Plastique blague
genads
Qui n’avait jamais rêvé de se réveiller dans la peau d’un autre, pourvu d’une nouvelle identité et de démarrer une nouvelle vie ? Chaque matin, Apollinaire Jardin rêvait de devenir une autre personne. Il se rêvait en James bond, en pirate, en homme politique, en chef d’entreprise et même en danseuse de revue. En plein délire schizophrénique, il s’imprégnait totalement du caractère des personnalités qu’il s’imaginait être. Il copiait leurs mimiques, leur façon de se mouvoir, leur regard, leur style… Homme ou femme, peu importait. Il regardait toutes les émissions télévisées « Ils ont changé de vie », littéralement assailli par la frustration et l’amertume. Car la jalousie et l’envie le rongeaient jusqu’aux tréfonds de son être. Il voulait une vie qu’il pourrait s’inventer. Il rebâtirait son passé, se créerait une nouvelle famille, un passé fait d’aventures, d’exploits. Il voulait tout effacer : ses souvenirs d’enfant humilié à l’école, de vilain petit canard dans sa famille, de collègue que l’on évitait et isolait au travail. Etait-ce pour cela qu’il avait choisi de devenir infirmier dans le domaine de la chirurgie plastique ? Pour voir les gens changer ? Car changer de physique n’était-il pas le meilleur moyen de devenir une nouvelle personne ? Chaque jour défilaient des patients pour de nouveaux seins, de nouveaux nez, des liposucions abdominales…Après tout, la chirurgie esthétique n’était-elle pas faite pour réparer les blessures de l’enfance et les ravages du regard de la société sur soi ?

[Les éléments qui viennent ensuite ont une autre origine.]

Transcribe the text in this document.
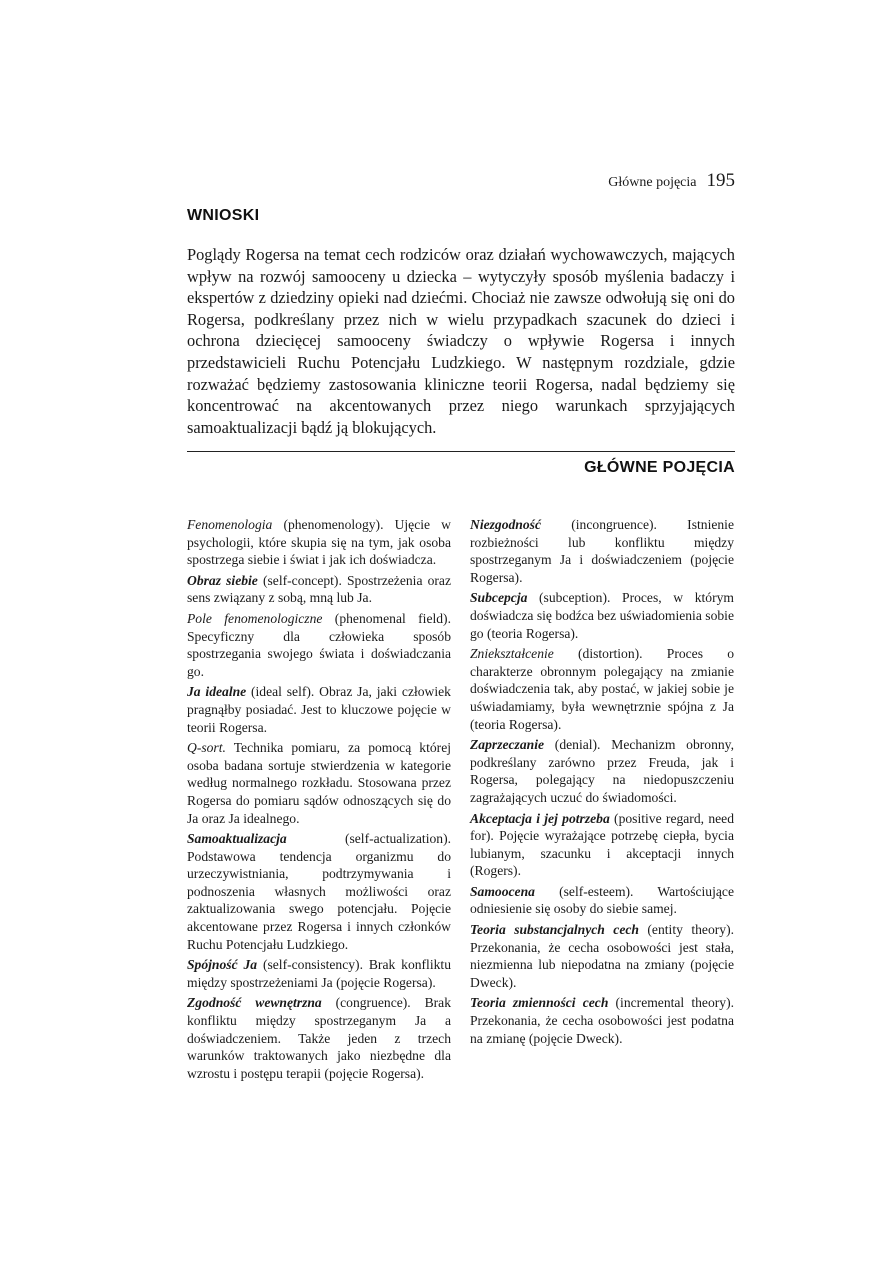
Główne pojęcia 195
WNIOSKI

Poglądy Rogersa na temat cech rodziców oraz działań wychowawczych, mających wpływ na rozwój samooceny u dziecka – wytyczyły sposób myślenia badaczy i ekspertów z dziedziny opieki nad dziećmi. Chociaż nie zawsze odwołują się oni do Rogersa, podkreślany przez nich w wielu przypadkach szacunek do dzieci i ochrona dziecięcej samooceny świadczy o wpływie Rogersa i innych przedstawicieli Ruchu Potencjału Ludzkiego. W następnym rozdziale, gdzie rozważać będziemy zastosowania kliniczne teorii Rogersa, nadal będziemy się koncentrować na akcentowanych przez niego warunkach sprzyjających samoaktualizacji bądź ją blokujących.

GŁÓWNE POJĘCIA

Fenomenologia (phenomenology). Ujęcie w psychologii, które skupia się na tym, jak osoba spostrzega siebie i świat i jak ich doświadcza.

Obraz siebie (self-concept). Spostrzeżenia oraz sens związany z sobą, mną lub Ja.

Pole fenomenologiczne (phenomenal field). Specyficzny dla człowieka sposób spostrzegania swojego świata i doświadczania go.

Ja idealne (ideal self). Obraz Ja, jaki człowiek pragnąłby posiadać. Jest to kluczowe pojęcie w teorii Rogersa.

Q-sort. Technika pomiaru, za pomocą której osoba badana sortuje stwierdzenia w kategorie według normalnego rozkładu. Stosowana przez Rogersa do pomiaru sądów odnoszących się do Ja oraz Ja idealnego.

Samoaktualizacja (self-actualization). Podstawowa tendencja organizmu do urzeczywistniania, podtrzymywania i podnoszenia własnych możliwości oraz zaktualizowania swego potencjału. Pojęcie akcentowane przez Rogersa i innych członków Ruchu Potencjału Ludzkiego.

Spójność Ja (self-consistency). Brak konfliktu między spostrzeżeniami Ja (pojęcie Rogersa).

Zgodność wewnętrzna (congruence). Brak konfliktu między spostrzeganym Ja a doświadczeniem. Także jeden z trzech warunków traktowanych jako niezbędne dla wzrostu i postępu terapii (pojęcie Rogersa).

Niezgodność (incongruence). Istnienie rozbieżności lub konfliktu między spostrzeganym Ja i doświadczeniem (pojęcie Rogersa).

Subcepcja (subception). Proces, w którym doświadcza się bodźca bez uświadomienia sobie go (teoria Rogersa).

Zniekształcenie (distortion). Proces o charakterze obronnym polegający na zmianie doświadczenia tak, aby postać, w jakiej sobie je uświadamiamy, była wewnętrznie spójna z Ja (teoria Rogersa).

Zaprzeczanie (denial). Mechanizm obronny, podkreślany zarówno przez Freuda, jak i Rogersa, polegający na niedopuszczeniu zagrażających uczuć do świadomości.

Akceptacja i jej potrzeba (positive regard, need for). Pojęcie wyrażające potrzebę ciepła, bycia lubianym, szacunku i akceptacji innych (Rogers).

Samoocena (self-esteem). Wartościujące odniesienie się osoby do siebie samej.

Teoria substancjalnych cech (entity theory). Przekonania, że cecha osobowości jest stała, niezmienna lub niepodatna na zmiany (pojęcie Dweck).

Teoria zmienności cech (incremental theory). Przekonania, że cecha osobowości jest podatna na zmianę (pojęcie Dweck).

Chaque jour, les changements opérés sur les patients nourrissaient l’envie grandissante d’Appolinaire Jardin de se créer son nouveau Moi. La laideur en avait fait un être vile et cynique. Il rêvait qu’on se retournât sur lui. Il voulait exister, avoir un physique, un caractère. Dans notre société où le poids des apparences est tel que l’image est prédominante, il fallait qu’Appolinaire Jardin renaisse d’abord par là. Jusqu’au jour où il vit arriver une femme d’une grande beauté…La perversité enfouie d’Appollinaire Jardin se réveilla. Il en riait déjà d’avance. Cette femme parfaite n’avait pas besoin de changer de vie. Elle était belle, elle était riche, elle était aimée, désirée et avait une famille. En résumé, tout ce sur quoi il fantasmait.
Et c’est là qu’Apollinaire jardin rit comme il n’avait jamais ri. Il pensa qu’il était temps de s’amuser. Qu’arriverait-il à des personnes qui changeraient de vie sans l’avoir décidé ? Arriveraient-elles à vivre dans leur nouvelle peau ? Appolinaire voyait cette mauvaise blague presque comme un cadeau. Il était décidé. S’il ne parvenait pas à changer de vie lui, il serait si drôle de changer celles des d’autres ! Sa blague le ravissait d’avance. Il s’arrangea un soir pour échanger deux dossiers. Son bonheur atteignit son apogée une semaine plus tard quand il entendit le cri. Un cri retentissant qui exprimait ce que lui avait toujours ressenti depuis toujours. Un cri de détresse et de souffrance. Et pour la première fois de sa vie, Appolinaire Jardin se sentit en paix, heureux. Mieux que vivre dans la peau d’une autre personne, il venait de créer une autre personne. C’était son œuvre d’art. Quand il approcha du lit, il constata avec stupeur que la très jolie femme avait le nez refait, les pommettes rebombées et les seins refaits, alors qu’elle venait juste pour ses oreilles décollées. Le cri que poussa Appolinaire en retour fut un cri de grâce, d’émerveillement, d’enchantement.
D’une blague de mauvais goût, un nouveau monstre était né.